The 2016 "Freedom Sprints" SCCA Majors race at High Plains Raceway was completed over the Fourth of July weekend. Saturday was a DISASTER as the Z would go into limp mode at various points around the 2.55-mile circuit. That meant checking the mirrors, pulling off-line and attempting to manually clear the codes. Of course, this screwed up my morning qualifying session and had me scrambling the rest of the day.
The key to understanding the issue was the two codes that continued to show up in my Cipher scans: P2101 and P1233. Both relate to malfunctions with the "electronic throttle control function" and are ones I've never seen before on the HR. But it was the bullet I'd feared: a malfunction from the installation of the 40mm restrictor plates. After checking and rechecking the installation, and multiple "test runs", it was obvious this was not a problem that would be easily solved.
The key to this mystery was checking with Bob Schader, my loyal opposition (and defending T3 National Champ) who also had to run the restrictor plates. The ones on his HR were much thicker- closer to 3/8" and had been fabricated by his chassis and engine builder. It wasn't until Bob recalled what Jesse Prather had told him that the light bulbs went off: the sweep of the butterfly plates had been interfering with the restrictor plates. Seeing this, the fabricator carefully built spacers to fit over the plates and allow the throttle bodies to fully open. BTW- no spare spacers were sent with the engine...

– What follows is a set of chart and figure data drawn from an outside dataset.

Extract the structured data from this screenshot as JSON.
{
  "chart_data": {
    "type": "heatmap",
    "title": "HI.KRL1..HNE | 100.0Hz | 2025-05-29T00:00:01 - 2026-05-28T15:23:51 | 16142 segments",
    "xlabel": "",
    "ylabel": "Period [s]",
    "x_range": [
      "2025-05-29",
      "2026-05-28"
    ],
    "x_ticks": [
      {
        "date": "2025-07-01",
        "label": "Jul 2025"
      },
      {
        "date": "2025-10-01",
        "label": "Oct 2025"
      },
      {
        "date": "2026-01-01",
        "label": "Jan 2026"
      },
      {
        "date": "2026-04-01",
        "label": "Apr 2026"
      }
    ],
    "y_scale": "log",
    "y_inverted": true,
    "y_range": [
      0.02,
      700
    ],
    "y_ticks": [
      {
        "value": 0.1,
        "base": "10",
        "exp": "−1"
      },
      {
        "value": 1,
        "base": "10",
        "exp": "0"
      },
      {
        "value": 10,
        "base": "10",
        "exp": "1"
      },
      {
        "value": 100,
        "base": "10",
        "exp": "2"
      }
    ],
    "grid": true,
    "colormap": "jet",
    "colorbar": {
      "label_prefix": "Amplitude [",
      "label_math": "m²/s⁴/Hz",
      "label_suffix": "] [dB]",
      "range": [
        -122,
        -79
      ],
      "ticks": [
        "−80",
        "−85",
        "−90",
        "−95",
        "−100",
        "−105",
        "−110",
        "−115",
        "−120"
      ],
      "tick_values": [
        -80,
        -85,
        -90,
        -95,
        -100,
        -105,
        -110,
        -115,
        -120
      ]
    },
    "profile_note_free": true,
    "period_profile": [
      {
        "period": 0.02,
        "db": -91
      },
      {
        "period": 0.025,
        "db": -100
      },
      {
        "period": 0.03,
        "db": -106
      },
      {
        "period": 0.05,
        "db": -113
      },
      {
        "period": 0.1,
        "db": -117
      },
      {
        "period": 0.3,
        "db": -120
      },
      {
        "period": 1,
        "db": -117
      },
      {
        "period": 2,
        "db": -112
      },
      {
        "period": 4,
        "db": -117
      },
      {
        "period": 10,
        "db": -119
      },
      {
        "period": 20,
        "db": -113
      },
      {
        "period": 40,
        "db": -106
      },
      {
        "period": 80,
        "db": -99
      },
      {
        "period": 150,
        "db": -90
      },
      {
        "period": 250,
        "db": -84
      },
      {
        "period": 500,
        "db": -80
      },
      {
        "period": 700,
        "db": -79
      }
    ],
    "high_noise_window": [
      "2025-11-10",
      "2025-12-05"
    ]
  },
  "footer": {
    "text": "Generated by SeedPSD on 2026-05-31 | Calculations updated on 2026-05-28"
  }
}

Bob Schader's T3 Championship winning Z
Slapping your forehead in the paddock is never pleasant. We went back to my Z and examined the throttle bodies (intake tube removed) with a screwdriver blade to confirm the hypotheses. Pushing the butterfly inward from the bottom, it only opened halfway before hitting the plate itself. Since all Z33's use a fly-by-wire throttle, the signal to WOT was being interrupted and the ECM would assume a problem had occurred and used limp mode as a safety measure. But with no spares available and no way to access a machine shop to built a proper spacer before the afternoon race, I was left with either withdrawing or trying to limp the car to a finish. I chose the latter.

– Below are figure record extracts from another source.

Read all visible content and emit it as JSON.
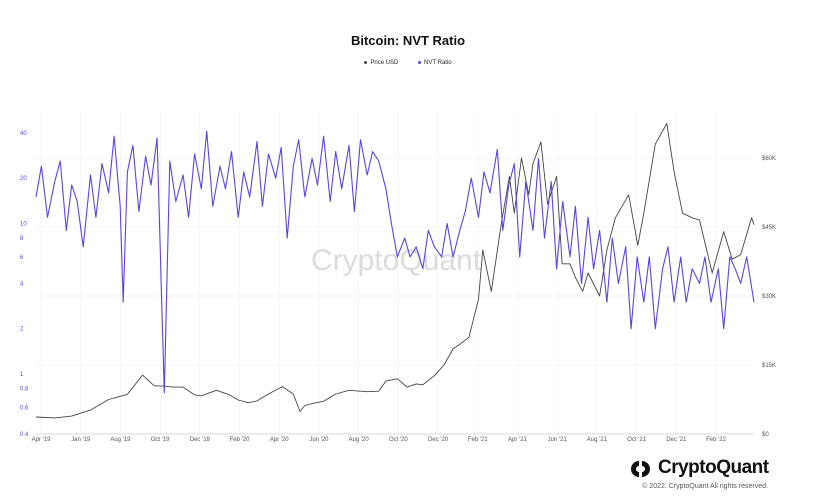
{
  "colors": {
    "nvt": "#5b44e0",
    "price": "#444444",
    "left_axis_text": "#5b44e0",
    "right_axis_text": "#555555",
    "grid": "#ececec",
    "watermark": "#dcdcdc"
  },
  "watermark": "CryptoQuant",
  "brand": {
    "name": "CryptoQuant",
    "icon": "cryptoquant-logo-icon"
  },
  "copyright": "© 2022. CryptoQuant All rights reserved.",
  "chart_data": {
    "type": "line",
    "title": "Bitcoin: NVT Ratio",
    "legend_position": "top-center",
    "grid": true,
    "x_ticks": [
      "Apr '19",
      "Jan '19",
      "Aug '19",
      "Oct '19",
      "Dec '19",
      "Feb '20",
      "Apr '20",
      "Jun '20",
      "Aug '20",
      "Oct '20",
      "Dec '20",
      "Feb '21",
      "Apr '21",
      "Jun '21",
      "Aug '21",
      "Oct '21",
      "Dec '21",
      "Feb '22"
    ],
    "x_range": [
      "2019-01-01",
      "2022-04-01"
    ],
    "left_axis": {
      "scale": "log",
      "ticks": [
        "0.4",
        "0.6",
        "0.8",
        "1",
        "2",
        "4",
        "6",
        "8",
        "10",
        "20",
        "40"
      ],
      "range": [
        0.4,
        55
      ]
    },
    "right_axis": {
      "scale": "linear",
      "ticks": [
        "$0",
        "$15K",
        "$30K",
        "$45K",
        "$60K"
      ],
      "range": [
        0,
        70000
      ]
    },
    "series": [
      {
        "name": "Price USD",
        "axis": "right",
        "x": [
          "2019-01-01",
          "2019-02-01",
          "2019-03-01",
          "2019-04-01",
          "2019-05-01",
          "2019-05-15",
          "2019-06-01",
          "2019-06-26",
          "2019-07-15",
          "2019-08-01",
          "2019-08-15",
          "2019-09-01",
          "2019-09-20",
          "2019-10-01",
          "2019-10-26",
          "2019-11-15",
          "2019-12-01",
          "2019-12-18",
          "2020-01-01",
          "2020-01-20",
          "2020-02-12",
          "2020-03-01",
          "2020-03-12",
          "2020-03-20",
          "2020-04-01",
          "2020-04-20",
          "2020-05-10",
          "2020-06-01",
          "2020-06-20",
          "2020-07-01",
          "2020-07-20",
          "2020-08-01",
          "2020-08-20",
          "2020-09-05",
          "2020-09-20",
          "2020-10-01",
          "2020-10-21",
          "2020-11-05",
          "2020-11-20",
          "2020-12-01",
          "2020-12-16",
          "2021-01-01",
          "2021-01-08",
          "2021-01-22",
          "2021-02-08",
          "2021-02-21",
          "2021-03-01",
          "2021-03-13",
          "2021-03-25",
          "2021-04-01",
          "2021-04-14",
          "2021-04-25",
          "2021-05-10",
          "2021-05-19",
          "2021-06-01",
          "2021-06-10",
          "2021-06-22",
          "2021-07-01",
          "2021-07-20",
          "2021-08-01",
          "2021-08-15",
          "2021-09-06",
          "2021-09-21",
          "2021-10-01",
          "2021-10-20",
          "2021-11-08",
          "2021-11-20",
          "2021-12-04",
          "2021-12-20",
          "2022-01-01",
          "2022-01-22",
          "2022-02-10",
          "2022-02-24",
          "2022-03-10",
          "2022-03-28",
          "2022-04-01"
        ],
        "values": [
          3700,
          3500,
          3900,
          5200,
          7500,
          8000,
          8600,
          12800,
          10500,
          10400,
          10200,
          10200,
          8500,
          8300,
          9500,
          8600,
          7400,
          6800,
          7200,
          8700,
          10300,
          8700,
          4900,
          6200,
          6600,
          7100,
          8700,
          9500,
          9300,
          9200,
          9300,
          11500,
          12000,
          10200,
          10900,
          10700,
          12800,
          15000,
          18500,
          19500,
          21000,
          29300,
          40000,
          31000,
          46000,
          56000,
          48000,
          60000,
          52000,
          58800,
          63500,
          50000,
          56000,
          37000,
          37000,
          34000,
          31000,
          35000,
          30000,
          40000,
          47000,
          52000,
          41000,
          48000,
          63000,
          67500,
          57000,
          48000,
          47000,
          46500,
          35000,
          44000,
          38000,
          39000,
          47000,
          45500
        ]
      },
      {
        "name": "NVT Ratio",
        "axis": "left",
        "x": [
          "2019-01-01",
          "2019-01-10",
          "2019-01-20",
          "2019-02-01",
          "2019-02-10",
          "2019-02-20",
          "2019-03-01",
          "2019-03-10",
          "2019-03-20",
          "2019-04-01",
          "2019-04-10",
          "2019-04-20",
          "2019-05-01",
          "2019-05-10",
          "2019-05-20",
          "2019-05-25",
          "2019-06-01",
          "2019-06-10",
          "2019-06-20",
          "2019-07-01",
          "2019-07-10",
          "2019-07-20",
          "2019-08-01",
          "2019-08-10",
          "2019-08-20",
          "2019-09-01",
          "2019-09-10",
          "2019-09-20",
          "2019-10-01",
          "2019-10-10",
          "2019-10-20",
          "2019-11-01",
          "2019-11-10",
          "2019-11-20",
          "2019-12-01",
          "2019-12-10",
          "2019-12-20",
          "2020-01-01",
          "2020-01-10",
          "2020-01-20",
          "2020-02-01",
          "2020-02-10",
          "2020-02-20",
          "2020-03-01",
          "2020-03-10",
          "2020-03-20",
          "2020-04-01",
          "2020-04-10",
          "2020-04-20",
          "2020-05-01",
          "2020-05-10",
          "2020-05-20",
          "2020-06-01",
          "2020-06-10",
          "2020-06-20",
          "2020-07-01",
          "2020-07-10",
          "2020-07-20",
          "2020-08-01",
          "2020-08-10",
          "2020-08-20",
          "2020-09-01",
          "2020-09-10",
          "2020-09-20",
          "2020-10-01",
          "2020-10-10",
          "2020-10-20",
          "2020-11-01",
          "2020-11-10",
          "2020-11-20",
          "2020-12-01",
          "2020-12-10",
          "2020-12-20",
          "2021-01-01",
          "2021-01-10",
          "2021-01-20",
          "2021-02-01",
          "2021-02-10",
          "2021-02-20",
          "2021-03-01",
          "2021-03-10",
          "2021-03-20",
          "2021-04-01",
          "2021-04-10",
          "2021-04-20",
          "2021-05-01",
          "2021-05-10",
          "2021-05-20",
          "2021-06-01",
          "2021-06-10",
          "2021-06-20",
          "2021-07-01",
          "2021-07-10",
          "2021-07-20",
          "2021-08-01",
          "2021-08-10",
          "2021-08-20",
          "2021-09-01",
          "2021-09-10",
          "2021-09-20",
          "2021-10-01",
          "2021-10-10",
          "2021-10-20",
          "2021-11-01",
          "2021-11-10",
          "2021-11-20",
          "2021-12-01",
          "2021-12-10",
          "2021-12-20",
          "2022-01-01",
          "2022-01-10",
          "2022-01-20",
          "2022-02-01",
          "2022-02-10",
          "2022-02-20",
          "2022-03-01",
          "2022-03-10",
          "2022-03-20",
          "2022-04-01"
        ],
        "values": [
          15,
          24,
          11,
          19,
          26,
          9,
          18,
          14,
          7,
          21,
          11,
          25,
          16,
          38,
          13,
          3,
          22,
          33,
          12,
          28,
          18,
          37,
          0.75,
          26,
          14,
          21,
          11,
          29,
          17,
          41,
          13,
          24,
          17,
          30,
          11,
          22,
          15,
          35,
          13,
          29,
          20,
          32,
          8,
          24,
          36,
          15,
          27,
          18,
          38,
          14,
          30,
          17,
          33,
          12,
          36,
          21,
          30,
          26,
          17,
          10,
          6,
          8,
          6,
          7,
          5,
          9,
          7,
          6,
          10,
          6,
          9,
          12,
          20,
          11,
          22,
          16,
          31,
          9,
          18,
          25,
          6,
          19,
          9,
          27,
          8,
          19,
          5,
          14,
          6,
          13,
          4,
          11,
          5,
          9,
          3,
          8,
          4,
          7,
          2,
          6,
          3,
          6,
          2,
          5,
          7,
          3,
          6,
          3,
          5,
          4,
          6,
          3,
          5,
          2,
          6,
          5,
          4,
          6,
          3
        ]
      }
    ]
  }
}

We installed a padded throttle stop under the gas pedal and I'd have to limit how much input I gave to the pedal itself to prevent the butterfly from opening and striking the restrictor plate, but I chose to look at this as a driving challenge: could I drive the Z like a Spec Miata? Despite some hopeful signs, this race was a disaster: starting from the rear and completing the pace lap, I was sloooowly accelerating onto the back straight when limp mode hot at only 4500 RPM! With no one to avoid, I pulled off line and desperately tried to clear the codes with the manual on-off method. It took three full cycles before I got it restarted and was lapped in the process--but worse yet and despite my best efforts to be easy and progressive on the gas--the Z continued to go into limp mode at various points around the circuit.
Eventually, I pulled off onto an escape road and was told by the race stewards (via the ES crew) to retire the car, rather than risk a huge shunt with the car being stuck in the wrong place on this hilly track. It was the first DNF the Z had suffered in several years and meant an end to any Majors title aspirations I had. Schader took the Mid-States T3 title that day, and I was left to ponder what would have happened if I'd found some dyno time or spent the money for a short track test. This was the price for being ill-prepared.
Despite being tired and sweat soaked from a bitterly fought DNF, I had to think about the following Majors race the next day. Should I just give up and pack up? What were my options? Not being able to fabricate the necessary spacer to compete in T3, I decided to just remove it completely and change classes. While I'd be badly outgunned in a full T1 field, at least I'd stay in the same run group and find out if the throttle bodies were damaged in this restrictor plate debacle. The positive news is without the restrictor plates, everything went back to normal and the Z was happily screaming down straights again. Using older tires and finding a significant exhaust leak were not ideal, but I still finished fourth in T1 after one Vette retired with a blown engine. So, a bit of redemption from what I can only describe as a disasterous weekend racing the Z.